Lors d’une réunion de travail en matinée avec les acteurs majeurs de l’export de broutards et les représentants des éleveurs, Fédération nationale bovine en tête, puis l’après-midi sur l’exploitation de David Chaize, éleveur de charolaises sur la commune de Bort-l’Étang, le ministre a pu mesurer le fossé qui se creuse chaque jour davantage entre l’amont et l’aval de la filière. Au cœur de la problématique : une baisse du prix des broutards achetés en ferme, jugée incompréhensible par les éleveurs, alors que le marché italien de plus en plus dépendant de la France est demandeur, et que l’offre s’est retractée par rapport à 2019. Interrogé par la presse sur l’issue de cette rencontre, Julien Denormandie a détaillé sa position : « Il y a un problème de prix, mais beaucoup de solutions sont dans nos mains. Quand les volumes se tiennent, normalement les prix se tiennent aussi, ou doivent augmenter, mais là c’est l’inverse. Il y a des choses qui ne sont pas suffisamment bien faites. Il fallait se dire les choses franchement, en face, entre tous les représentants et surtout se mettre d’accord sur une volonté partagée et commune pour faire en sorte qu’à la fin des fins, le prix payé dans nos cours de ferme soit plus élevé ». Si le ministre a écarté l’idée de jouer les médiateurs, il a indiqué « la nécessité de se fixer une feuille de route sur l’organisation, la création de valeur, l’ouverture de nouveaux marchés…On s’est donné rendez-vous dans trois semaines pour voir toutes les avancées et justement s’assurer que tout ça va dans le bon sens. On ne peut pas laisser nos éleveurs, avec des prix du broutard qui ont perdu 20 % de leur valeur en un an ».

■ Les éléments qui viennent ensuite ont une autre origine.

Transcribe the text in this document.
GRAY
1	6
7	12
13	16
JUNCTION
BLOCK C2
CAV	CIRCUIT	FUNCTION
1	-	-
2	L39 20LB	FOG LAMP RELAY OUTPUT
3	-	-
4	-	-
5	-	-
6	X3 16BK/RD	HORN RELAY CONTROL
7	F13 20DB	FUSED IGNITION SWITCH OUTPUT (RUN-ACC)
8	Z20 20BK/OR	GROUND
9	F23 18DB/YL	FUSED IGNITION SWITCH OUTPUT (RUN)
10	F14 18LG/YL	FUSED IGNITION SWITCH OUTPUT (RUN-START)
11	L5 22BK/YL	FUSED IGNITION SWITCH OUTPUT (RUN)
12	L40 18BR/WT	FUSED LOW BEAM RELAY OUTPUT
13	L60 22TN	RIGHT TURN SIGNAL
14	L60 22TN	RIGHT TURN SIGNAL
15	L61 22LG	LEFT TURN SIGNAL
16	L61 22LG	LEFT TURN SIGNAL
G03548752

Pas d’agriculture sans accès à l’eau
Julien Denormandie fait de la question du prix et de l’eau, deux sujets prioritaires.
« Je suis ingénieur agronome et je n’oublie pas que ce qui est le plus important dans l’agriculture c’est le temps. D’abord parce qu’on subit le temps qu’il fait, mais surtout parce que l’agriculture s’inscrit dans le temps long, et ici on a un sujet majeur, c’est la question de l’accès à l’eau. On ne peut pas faire d’élevage sans accès à l’eau, on ne peut pas pérenniser nos agricultures si on n’a pas une amélioration de l’accès à l’eau », a confié le ministre de l’Agriculture. Sur cette question, il a été interpellé par les responsables professionnels du Puy-de-Dôme, mais aussi par Emmanuel Ferrand, conseiller régional, responsable de la gestion du Feader en Auvergne-Rhône-Alpes, qui siège par ailleurs au comité de bassin Loire-Bretagne : « Nous comptons sur vous Monsieur le ministre pour faire bouger les lignes sur ce bassin où tous les projets sont retoqués alors que nous travaillons en bonne intelligence avec le bassin Rhône-Méditerranée-Corse² ».
² L’exécutif de la région Auvergne-Rhône-Alpes a d’ailleurs porté la semaine dernière en session, un vœu « pour une gestion permettant l’accroissement de la disponibilité de la ressource en eau sur le bassin Loire-Bretagne, dans sa partie Loire-amont ».